Through a fortuitous concourse of calendars, we will have three outstanding talks on Monday, 14 October 2013. In chronological order:

Michael I. Jordan, "On the Computational and Statistical Interface and 'Big Data'" (special joint statistics/ML seminar)
Abstract: The rapid growth in the size and scope of datasets in science and technology has created a need for novel foundational perspectives on data analysis that blend the statistical and computational sciences. That classical perspectives from these fields are not adequate to address emerging problems in "Big Data" is apparent from their sharply divergent nature at an elementary level---in computer science, the growth of the number of data points is a source of "complexity" that must be tamed via algorithms or hardware, whereas in statistics, the growth of the number of data points is a source of "simplicity" in that inferences are generally stronger and asymptotic results can be invoked. Indeed, if data are a data analyst's principal resource, why should more data be burdensome in some sense? Shouldn't it be possible to exploit the increasing inferential strength of data at scale to keep computational complexity at bay? I present three research vignettes that pursue this theme, the first involving the deployment of resampling methods such as the bootstrap on parallel and distributed computing platforms, the second involving large-scale matrix completion, and the third introducing a methodology of "algorithmic weakening," whereby hierarchies of convex relaxations are used to control statistical risk as data accrue.

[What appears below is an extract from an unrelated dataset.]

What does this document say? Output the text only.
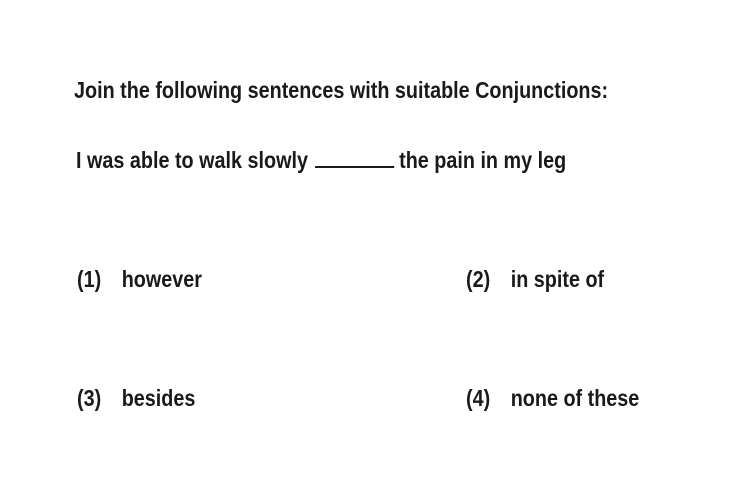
Join the following sentences with suitable Conjunctions:
I was able to walk slowly	the pain in my leg
(1) however	(2) in spite of
(3) besides	(4) none of these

(Joint work with Venkat Chandrasekaran, Ariel Kleiner, Lester Mackey, Purna Sarkar, and Ameet Talwalkar.)
Time and place: Noon, Rangos 2, University Center
David Choi, "Testing for Coordination and Peer Influence in Network Data" (machine learning and the social sciences seminar)
Abstract: Many tests have been proposed for the detection of "viral" peer influence in observational studies involving social network data. However, these tests typically make strong (and sometimes unstated) modeling assumptions on participant behavior. We propose a test which holds under less restrictive assumptions, and which controls for unobserved homophily variables that are unaccounted for in existing methods. We discuss conditions under which the test is valid, and give preliminary results on its effectiveness.
Time and place: 3 pm in Gates Hall 4405
Genevera Allen, "Sparse and Functional Principal Components Analysis"
Abstract: Regularized principal components analysis, especially Sparse PCA and Functional PCA, has become widely used for dimension reduction in high-dimensional settings. Many examples of massive data, however, may benefit from estimating both sparse AND functional factors. These include neuroimaging data where there are discrete brain regions of activation (sparsity) but these regions tend to be smooth spatially (functional). Here, we introduce an optimization framework that can encourage both sparsity and smoothness of the row and/or column PCA factors. This framework generalizes many of the existing approaches to Sparse PCA, Functional PCA and two-way Sparse PCA and Functional PCA, as these are all special cases of our method. In particular, our method permits flexible combinations of sparsity and smoothness that lead to improvements in feature selection and signal recovery as well as more interpretable PCA factors. We demonstrate our method on simulated data and a neuroimaging example of EEG data. This work provides a unified optimization framework for regularized PCA that can form the foundation for a cohesive approach to regularization in high-dimensional multivariate analysis.
Time and place: 4 pm in Doherty Hall 1212

As always, the talks are free and open to the public.